A defining moment for most entrepreneurs is when they fire their first client. It signals a shift from chasing revenue at any cost to knowing yourself and your value and understanding that a client may not fit your business model.

For DC plan advisors acting as fiduciaries, this dynamic goes beyond business sense.

DC advisory fees are dropping precipitously, for a number of reasons. Today more advisors are interested in the DC market, and slick tools and reports can make novices appear to be experts. But most importantly, many advisors fail to establish their value. If CFOs don’t see how their DC plan increases the company’s viability — focusing instead only on funds, fees and fiduciary liability — why should they be expected to pay more for advisory services?

Experienced advisors that charge more tend to focus on outcomes and financial wellness — issues that only resonate with plans that care about them. And that’s fewer plans that we may think, especially if we ask the CFO.

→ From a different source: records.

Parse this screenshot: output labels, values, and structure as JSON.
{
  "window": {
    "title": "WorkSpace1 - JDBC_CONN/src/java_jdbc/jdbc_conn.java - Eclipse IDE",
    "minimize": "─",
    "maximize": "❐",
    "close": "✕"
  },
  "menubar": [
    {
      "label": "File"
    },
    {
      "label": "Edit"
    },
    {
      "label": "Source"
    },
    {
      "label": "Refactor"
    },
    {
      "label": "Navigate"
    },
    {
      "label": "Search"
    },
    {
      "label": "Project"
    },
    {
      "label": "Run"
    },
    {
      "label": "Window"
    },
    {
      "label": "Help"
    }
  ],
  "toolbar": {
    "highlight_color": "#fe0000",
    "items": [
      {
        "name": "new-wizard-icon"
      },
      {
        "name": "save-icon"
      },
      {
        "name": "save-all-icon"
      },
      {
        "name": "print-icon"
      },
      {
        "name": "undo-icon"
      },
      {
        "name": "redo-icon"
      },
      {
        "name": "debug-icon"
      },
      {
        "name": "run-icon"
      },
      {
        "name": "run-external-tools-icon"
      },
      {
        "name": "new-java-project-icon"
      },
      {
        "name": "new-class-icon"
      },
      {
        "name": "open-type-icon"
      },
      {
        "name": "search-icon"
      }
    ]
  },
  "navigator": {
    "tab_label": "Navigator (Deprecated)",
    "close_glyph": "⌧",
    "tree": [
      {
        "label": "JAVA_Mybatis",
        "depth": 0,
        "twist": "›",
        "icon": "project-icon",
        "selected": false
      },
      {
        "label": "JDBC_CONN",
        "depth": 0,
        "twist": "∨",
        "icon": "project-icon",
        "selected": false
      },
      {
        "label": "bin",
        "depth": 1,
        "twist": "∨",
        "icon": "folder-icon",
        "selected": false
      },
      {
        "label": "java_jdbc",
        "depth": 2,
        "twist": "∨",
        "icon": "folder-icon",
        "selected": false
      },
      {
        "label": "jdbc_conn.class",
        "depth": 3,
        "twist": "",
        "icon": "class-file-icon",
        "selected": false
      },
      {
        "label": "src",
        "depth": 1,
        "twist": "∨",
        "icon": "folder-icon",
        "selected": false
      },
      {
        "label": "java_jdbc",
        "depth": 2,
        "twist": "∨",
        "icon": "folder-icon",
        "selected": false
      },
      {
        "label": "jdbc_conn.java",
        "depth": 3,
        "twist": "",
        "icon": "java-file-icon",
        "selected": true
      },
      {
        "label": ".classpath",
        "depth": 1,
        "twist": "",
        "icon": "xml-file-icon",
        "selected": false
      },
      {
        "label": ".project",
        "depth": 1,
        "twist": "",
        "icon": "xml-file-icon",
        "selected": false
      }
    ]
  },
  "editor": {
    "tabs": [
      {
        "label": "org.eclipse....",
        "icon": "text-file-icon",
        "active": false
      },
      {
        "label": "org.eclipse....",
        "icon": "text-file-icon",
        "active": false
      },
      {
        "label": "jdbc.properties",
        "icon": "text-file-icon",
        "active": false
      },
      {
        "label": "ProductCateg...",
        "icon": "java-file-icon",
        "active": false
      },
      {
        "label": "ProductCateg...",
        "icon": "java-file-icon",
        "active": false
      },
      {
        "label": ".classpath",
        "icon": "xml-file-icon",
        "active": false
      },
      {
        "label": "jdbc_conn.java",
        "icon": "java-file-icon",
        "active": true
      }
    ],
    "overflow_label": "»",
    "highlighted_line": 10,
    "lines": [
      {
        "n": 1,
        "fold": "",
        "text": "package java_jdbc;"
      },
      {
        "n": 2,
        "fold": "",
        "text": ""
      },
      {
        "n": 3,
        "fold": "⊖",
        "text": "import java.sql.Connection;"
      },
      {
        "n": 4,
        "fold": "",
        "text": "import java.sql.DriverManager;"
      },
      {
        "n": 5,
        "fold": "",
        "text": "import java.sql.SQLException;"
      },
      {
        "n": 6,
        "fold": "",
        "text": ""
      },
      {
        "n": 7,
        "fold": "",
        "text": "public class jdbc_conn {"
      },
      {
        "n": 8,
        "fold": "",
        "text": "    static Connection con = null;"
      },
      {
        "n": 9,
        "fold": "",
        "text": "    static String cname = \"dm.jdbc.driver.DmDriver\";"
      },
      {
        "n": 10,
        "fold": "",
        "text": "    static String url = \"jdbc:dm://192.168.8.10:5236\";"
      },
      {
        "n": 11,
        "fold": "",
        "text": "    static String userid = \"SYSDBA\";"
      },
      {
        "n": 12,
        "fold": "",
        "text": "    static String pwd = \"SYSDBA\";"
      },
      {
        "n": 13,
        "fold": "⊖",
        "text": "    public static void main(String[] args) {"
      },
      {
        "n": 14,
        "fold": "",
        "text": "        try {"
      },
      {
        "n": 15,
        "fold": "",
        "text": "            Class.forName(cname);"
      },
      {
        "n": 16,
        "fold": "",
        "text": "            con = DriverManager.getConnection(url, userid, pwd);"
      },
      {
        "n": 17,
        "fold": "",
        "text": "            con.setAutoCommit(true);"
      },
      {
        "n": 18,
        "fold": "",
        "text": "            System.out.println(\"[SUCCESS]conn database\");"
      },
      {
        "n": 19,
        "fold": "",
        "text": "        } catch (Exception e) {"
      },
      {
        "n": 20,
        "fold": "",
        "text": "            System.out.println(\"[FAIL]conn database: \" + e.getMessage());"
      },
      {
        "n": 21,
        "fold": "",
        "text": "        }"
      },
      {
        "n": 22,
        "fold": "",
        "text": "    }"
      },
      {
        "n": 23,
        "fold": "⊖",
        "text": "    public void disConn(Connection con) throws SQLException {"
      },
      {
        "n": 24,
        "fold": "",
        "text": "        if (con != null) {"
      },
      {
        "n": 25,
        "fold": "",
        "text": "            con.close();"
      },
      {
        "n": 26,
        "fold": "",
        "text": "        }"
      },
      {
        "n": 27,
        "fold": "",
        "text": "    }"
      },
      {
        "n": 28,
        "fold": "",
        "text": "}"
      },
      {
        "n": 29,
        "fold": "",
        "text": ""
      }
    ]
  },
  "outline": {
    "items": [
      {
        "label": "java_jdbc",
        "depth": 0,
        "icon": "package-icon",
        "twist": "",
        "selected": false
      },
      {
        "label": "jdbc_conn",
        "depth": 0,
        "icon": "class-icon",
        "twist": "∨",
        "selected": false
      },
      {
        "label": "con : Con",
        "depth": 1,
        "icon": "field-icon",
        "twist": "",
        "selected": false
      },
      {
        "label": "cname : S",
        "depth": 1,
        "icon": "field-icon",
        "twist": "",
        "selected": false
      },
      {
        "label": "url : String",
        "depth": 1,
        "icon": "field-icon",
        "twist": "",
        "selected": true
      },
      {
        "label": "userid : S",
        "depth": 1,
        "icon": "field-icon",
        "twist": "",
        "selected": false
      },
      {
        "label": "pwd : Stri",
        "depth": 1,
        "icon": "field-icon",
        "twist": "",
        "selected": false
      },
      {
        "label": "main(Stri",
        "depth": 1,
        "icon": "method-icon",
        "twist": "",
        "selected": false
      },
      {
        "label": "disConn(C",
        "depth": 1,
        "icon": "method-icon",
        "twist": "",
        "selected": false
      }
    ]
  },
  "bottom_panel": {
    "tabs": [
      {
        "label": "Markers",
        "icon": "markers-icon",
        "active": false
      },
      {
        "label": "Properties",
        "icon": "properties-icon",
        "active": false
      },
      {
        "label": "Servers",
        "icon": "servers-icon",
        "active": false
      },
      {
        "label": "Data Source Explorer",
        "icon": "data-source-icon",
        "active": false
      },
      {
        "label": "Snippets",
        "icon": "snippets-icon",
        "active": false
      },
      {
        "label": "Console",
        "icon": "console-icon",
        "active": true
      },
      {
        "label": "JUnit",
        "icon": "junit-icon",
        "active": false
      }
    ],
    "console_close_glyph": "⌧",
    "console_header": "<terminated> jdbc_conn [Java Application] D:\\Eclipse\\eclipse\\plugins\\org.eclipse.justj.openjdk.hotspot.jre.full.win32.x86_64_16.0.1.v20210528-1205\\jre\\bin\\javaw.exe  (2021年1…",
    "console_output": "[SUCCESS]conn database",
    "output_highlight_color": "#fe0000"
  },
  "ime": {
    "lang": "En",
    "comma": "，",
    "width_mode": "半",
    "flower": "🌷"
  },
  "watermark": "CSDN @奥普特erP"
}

So when a client’s vision of the value of their advisor doesn’t match the deliverables that the advisor uses to distinguish itself, it might be time to fire that client. Joe DeNoyior at the Washington Financial Group recently fired a client “because they were not leveraging our service model,” he says. “Plus, we were not comfortable how they managed their plan.” Jamie Greenleaf of Cafaro Greenleaf echoes that sentiment: “We fire clients that view their 401(k) plan as a ‘check the box’ benefit, that are not engaged and do not leverage us,” she says.

A warning sign might be when the company refuses to create a committee to govern the plan or, as Steve Dimitriou of Mayflower Advisors reports about a recent situation, “We fired the client because they refused to abide by the regulations.”

In a recent FiduciaryNews article about when advisors acting as fiduciaries must fire a client, Christopher Carosa notes that generally it boils down to situations when the plan sponsor is not acting in the best interest of the plan. This raises a tricky question: Who is the client — the plan, the participants or the company?

So beyond the obvious situations where an advisor is legally or ethically uncomfortable, how do advisors get into situations where a client’s needs don’t match the firm’s capabilities? One possibility is that both the client’s and the advisor’s businesses may have changed over time. But another may be that some advisors are willing to take on any piece of business without giving much thought to whether it’s profitable or leverages their core competency.

Is it time to prune your business and institute a documented process to ensure that prospects are a good fit and will be profitable? Is it time to walk away from some opportunities and fire some clients? The answers to those questions will go a long way to determining whether you are building a practice or a business.